Exclusive: Why Nvidia Is Turning to Flash for AI Memory
/in Industrial News2026-01-12
Source:TechTaiwan
At CES 2026, Nvidia revealed a major shift in AI storage—offloading long-term “context memory” from HBM to flash-based SSDs. A surprise cameo by Phison’s chip in Nvidia’s new server sparked market buzz, but CEO K.S. Pua remains cautious about its real impact.
Early Jan. 7 morning, a photograph began circulating among stock-market traders, showing a NAND flash controller IC from Phison inside Nvidia’s newly unveiled Vera Rubin server at CES.
This widely shared “bullish signal” was one of the factors that helped drive Phison shares to their daily limit that day, before a sharp correction on Friday.
When I first saw the image, I immediately thought of something Phison CEO K.S. Pua told me more than two months ago: “In the future, flash memory will become part of AI computing systems—and when that happens, Phison will be part of it.”
Had that prediction really come true so quickly?
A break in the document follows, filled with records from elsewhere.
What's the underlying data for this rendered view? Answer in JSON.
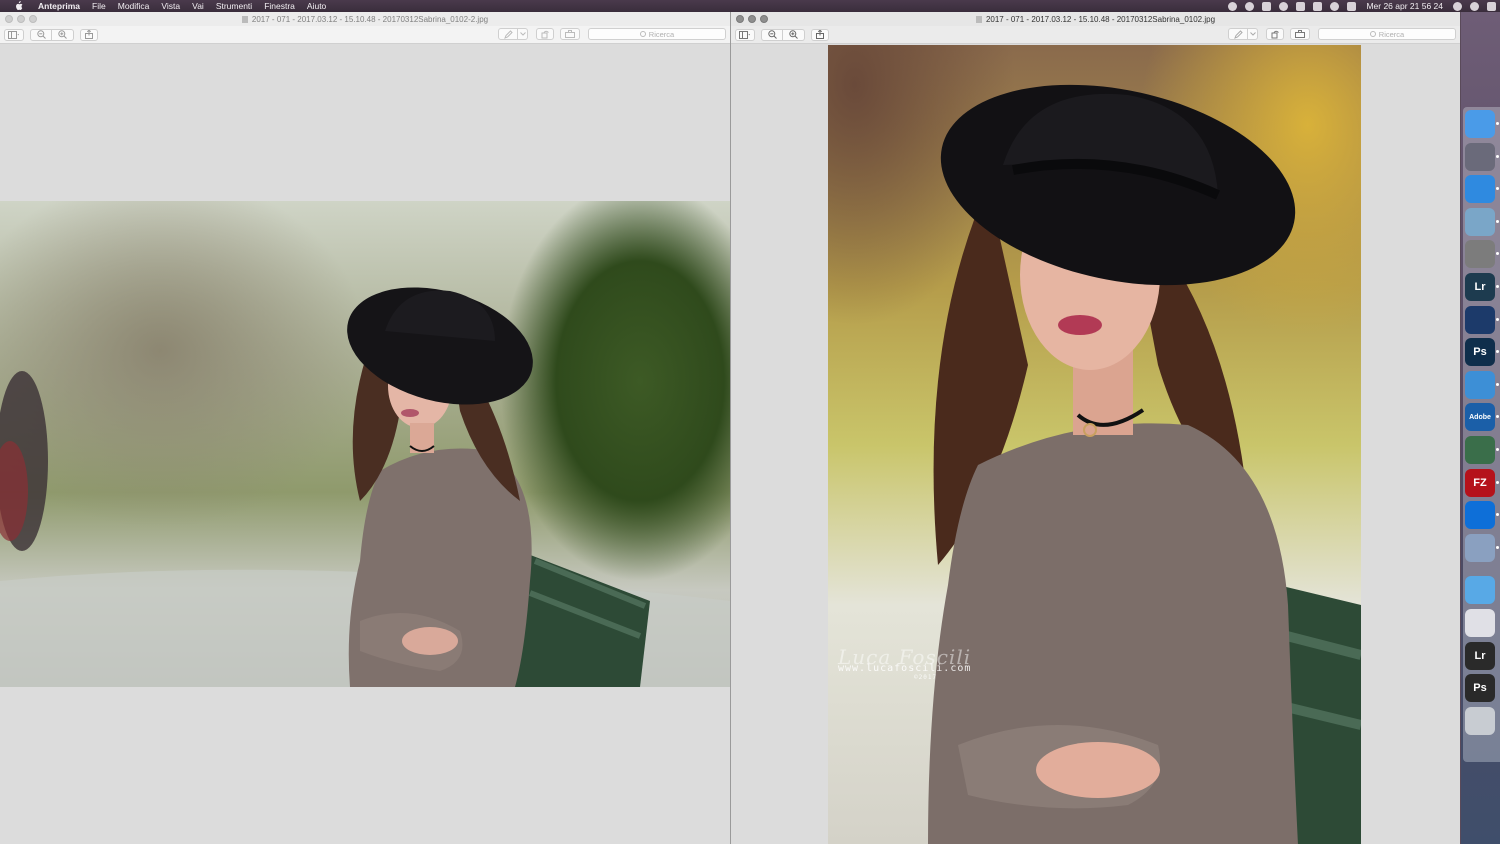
{
  "menubar": {
    "app": "Anteprima",
    "items": [
      "File",
      "Modifica",
      "Vista",
      "Vai",
      "Strumenti",
      "Finestra",
      "Aiuto"
    ],
    "clock": "Mer 26 apr  21 56 24"
  },
  "window_left": {
    "title": "2017 - 071 - 2017.03.12 - 15.10.48 - 20170312Sabrina_0102-2.jpg",
    "search_placeholder": "Ricerca"
  },
  "window_right": {
    "title": "2017 - 071 - 2017.03.12 - 15.10.48 - 20170312Sabrina_0102.jpg",
    "search_placeholder": "Ricerca"
  },
  "watermark": {
    "signature": "Luca Foscili",
    "url": "www.lucafoscili.com",
    "copyright": "©2017"
  },
  "dock": [
    {
      "name": "finder-icon",
      "label": "",
      "color": "#4a9be8"
    },
    {
      "name": "launchpad-icon",
      "label": "",
      "color": "#6a6a7a"
    },
    {
      "name": "safari-icon",
      "label": "",
      "color": "#2f8ae0"
    },
    {
      "name": "preview-icon",
      "label": "",
      "color": "#7aa6c8"
    },
    {
      "name": "system-preferences-icon",
      "label": "",
      "color": "#7c7c7c"
    },
    {
      "name": "lightroom-icon",
      "label": "Lr",
      "color": "#1d3b4f"
    },
    {
      "name": "quicktime-icon",
      "label": "",
      "color": "#1c3a6a"
    },
    {
      "name": "photoshop-icon",
      "label": "Ps",
      "color": "#0f2e4b"
    },
    {
      "name": "creative-cloud-icon",
      "label": "",
      "color": "#3d8fd6"
    },
    {
      "name": "adobe-icon",
      "label": "Adobe",
      "color": "#1b5fa8"
    },
    {
      "name": "transmission-icon",
      "label": "",
      "color": "#3a6e4a"
    },
    {
      "name": "filezilla-icon",
      "label": "FZ",
      "color": "#b5121b"
    },
    {
      "name": "teamviewer-icon",
      "label": "",
      "color": "#0e6fd8"
    },
    {
      "name": "image-capture-icon",
      "label": "",
      "color": "#8aa0c0"
    },
    {
      "name": "downloads-folder-icon",
      "label": "",
      "color": "#58a9e6"
    },
    {
      "name": "documents-stack-icon",
      "label": "",
      "color": "#e0e0e6"
    },
    {
      "name": "lightroom-stack-icon",
      "label": "Lr",
      "color": "#2a2a2a"
    },
    {
      "name": "photoshop-stack-icon",
      "label": "Ps",
      "color": "#2a2a2a"
    },
    {
      "name": "trash-icon",
      "label": "",
      "color": "#c8ccd2"
    }
  ]
}
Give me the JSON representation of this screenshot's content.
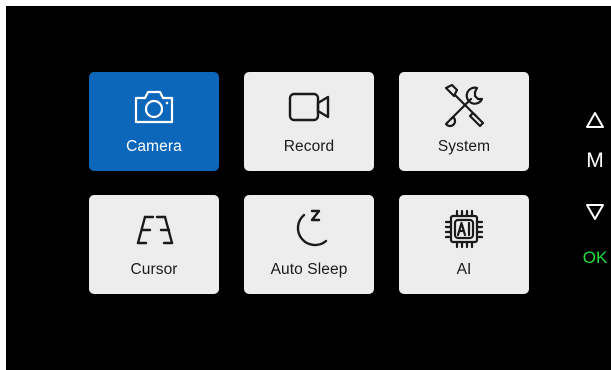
{
  "menu": {
    "items": [
      {
        "label": "Camera",
        "icon": "camera-icon",
        "selected": true
      },
      {
        "label": "Record",
        "icon": "video-camera-icon",
        "selected": false
      },
      {
        "label": "System",
        "icon": "tools-icon",
        "selected": false
      },
      {
        "label": "Cursor",
        "icon": "cursor-guide-icon",
        "selected": false
      },
      {
        "label": "Auto Sleep",
        "icon": "moon-sleep-icon",
        "selected": false
      },
      {
        "label": "AI",
        "icon": "ai-chip-icon",
        "selected": false
      }
    ]
  },
  "side_controls": {
    "up": "up-triangle-icon",
    "mode_label": "M",
    "down": "down-triangle-icon",
    "ok_label": "OK"
  },
  "colors": {
    "background": "#000000",
    "tile": "#ededed",
    "selected_tile": "#0c66b9",
    "ok": "#1fdc3c"
  }
}
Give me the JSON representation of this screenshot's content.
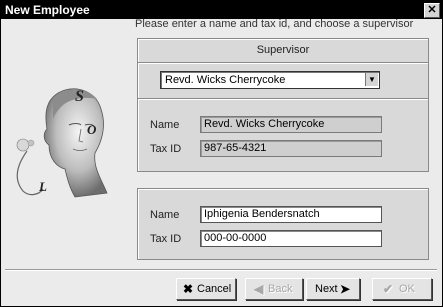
{
  "window": {
    "title": "New Employee"
  },
  "instructions": "Please enter a name and tax id, and choose a supervisor",
  "supervisor_group": {
    "title": "Supervisor",
    "dropdown": {
      "selected": "Revd. Wicks Cherrycoke"
    },
    "name_label": "Name",
    "name_value": "Revd. Wicks Cherrycoke",
    "taxid_label": "Tax ID",
    "taxid_value": "987-65-4321"
  },
  "employee_group": {
    "name_label": "Name",
    "name_value": "Iphigenia Bendersnatch",
    "taxid_label": "Tax ID",
    "taxid_value": "000-00-0000"
  },
  "buttons": {
    "cancel": "Cancel",
    "back": "Back",
    "next": "Next",
    "ok": "OK"
  },
  "art": {
    "letters": [
      "S",
      "O",
      "L"
    ]
  }
}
In Jensen Huang’s one-hour-and-40-minute keynote at CES, the final ten minutes were devoted to the launch of Nvidia’s fourth-generation BlueField data management system.
One of its key innovations aligns precisely with a direction Phison has invested heavily in over the past several years: offloading part of the storage burden from high-bandwidth memory (HBM) to flash-based solid-state drives (SSDs).
What gets offloaded, Huang explained, is so-called “context memory.”
“That’s the accumulated history of your conversations with AI,” he said. “Over time, you’ll want to preserve those memories forever, right? Initially, that context memory sits in HBM—but eventually, it simply won’t fit anymore.”
The solution, he said, is to move those hard-to-discard memories to a separate storage rack and retrieve them via high-speed networking.
Pointing to the rack on stage, Huang said this approach effectively provides an additional 16TB of storage per GPU.
In a post-keynote earnings call, he elaborated further, describing this new storage architecture—purpose-built for AI key-value (KV) caches and context memory—as something that “will create a market that has never existed before, and could become the largest storage market in the world.”
Several U.S. media outlets noted that it was this “largest in the world” remark that helped ignite this week’s sharp rally in memory-related stocks.
If even part of this new storage demand were to use Phison’s controller ICs, wouldn’t that be a massive windfall for the company?
But when Phison CEO K.S. Pua—who was attending CES—returned my call on 8th Jan, he answered in his usual blunt fashion: no.